Biden used his speech on Tuesday to call for banning “assault weapons and magazines that hold 50, 70 bullets.” Shannon Watts, who heads Bloomberg’s Moms Demand Action, called for a broad range of laws: background checks for long guns, red flag laws, disarming domestic abusers, banning assault weapons, limiting magazine capacity, and regulating open carry of guns.
None of these proposed laws would have stopped this attack. The murderer, Anthony McRae, used handguns with multiple standard size magazines, not assault weapons with large-capacity magazines – not remotely close to the 50- to 70-round magazines that Biden was describing. More broadly, 58% of mass public shootings are committed only with handguns. Just 14% are committed solely with any type of rifle.
Lax law enforcement, however, did have something to do with this attack. District Attorney Carol Siemon should have prosecuted the Michigan State University murderer for a felony gun charge in 2019. It would have been an easy conviction, but Siemon substituted a misdemeanor charge in the name of “race equity.” A felony conviction means the killer would likely still be in jail.
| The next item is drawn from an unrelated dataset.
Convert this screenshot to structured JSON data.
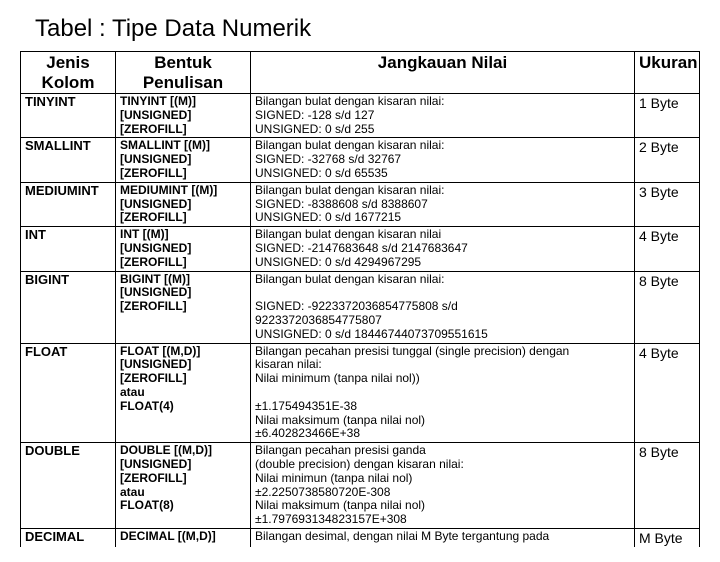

Ingham County Sheriff Scott Wriggelsworth had argued that East Lansing’s city council should “reconsider her internal felony firearm charging policy,” because it “does not hold people properly criminally accountable, and increases the likelihood of additional gun violence.”
Gun control groups haven’t complained about the DA’s refusal prosecute the murderer for the felony gun charge. But the background checks that these groups champion are designed to stop people with any felony or misdemeanor domestic violence convictions from buying guns. Not that a felony conviction would have stopped the killer from getting a gun anyway, as he could have used someone else’s gun or bought one illegally.
As to red flag laws, McRae did indeed have a history of mental illness, and police performed a welfare check just the week before. But if the police had a “reasonable belief” that McRae posed a danger to himself or others, they already had authority under Michigan’s involuntary commitment law to have him evaluated by mental health care experts. If the mental health care experts agreed that McRae was a danger to himself or others, there would have been an immediate hearing and a lawyer provided if he could not afford one. While judges can involuntarily commit individuals, they have other options such as voluntary mental health treatment and a follow-up hearing or taking away a person’s guns.
Red flag laws start with the same “reasonableness” test but don’t give people a hearing. The judge only sees a written complaint. There are no mental health care experts involved in the process. And the judge is only given the power to confiscate a person’s legally owned guns. If the person is actually dangerous, there are so many other ways to commit suicide or to kill others. Red flag laws ignore due process and are also ineffective.
But the key point here is that the same reasonableness standard applies to both red flag laws and involuntary commitment, and the police didn’t think that McRae met that standard, so a red flag law wouldn’t have prevented this attack.
Gun control advocates keep pushing laws that won’t do anything to stop the crimes in question. Many proponents seem to have little interest in getting tough on crime, and it’s as though they want to make life difficult for law-abiding gun owners and not punish real criminals. Let’s get serious about crime by enforcing existing laws.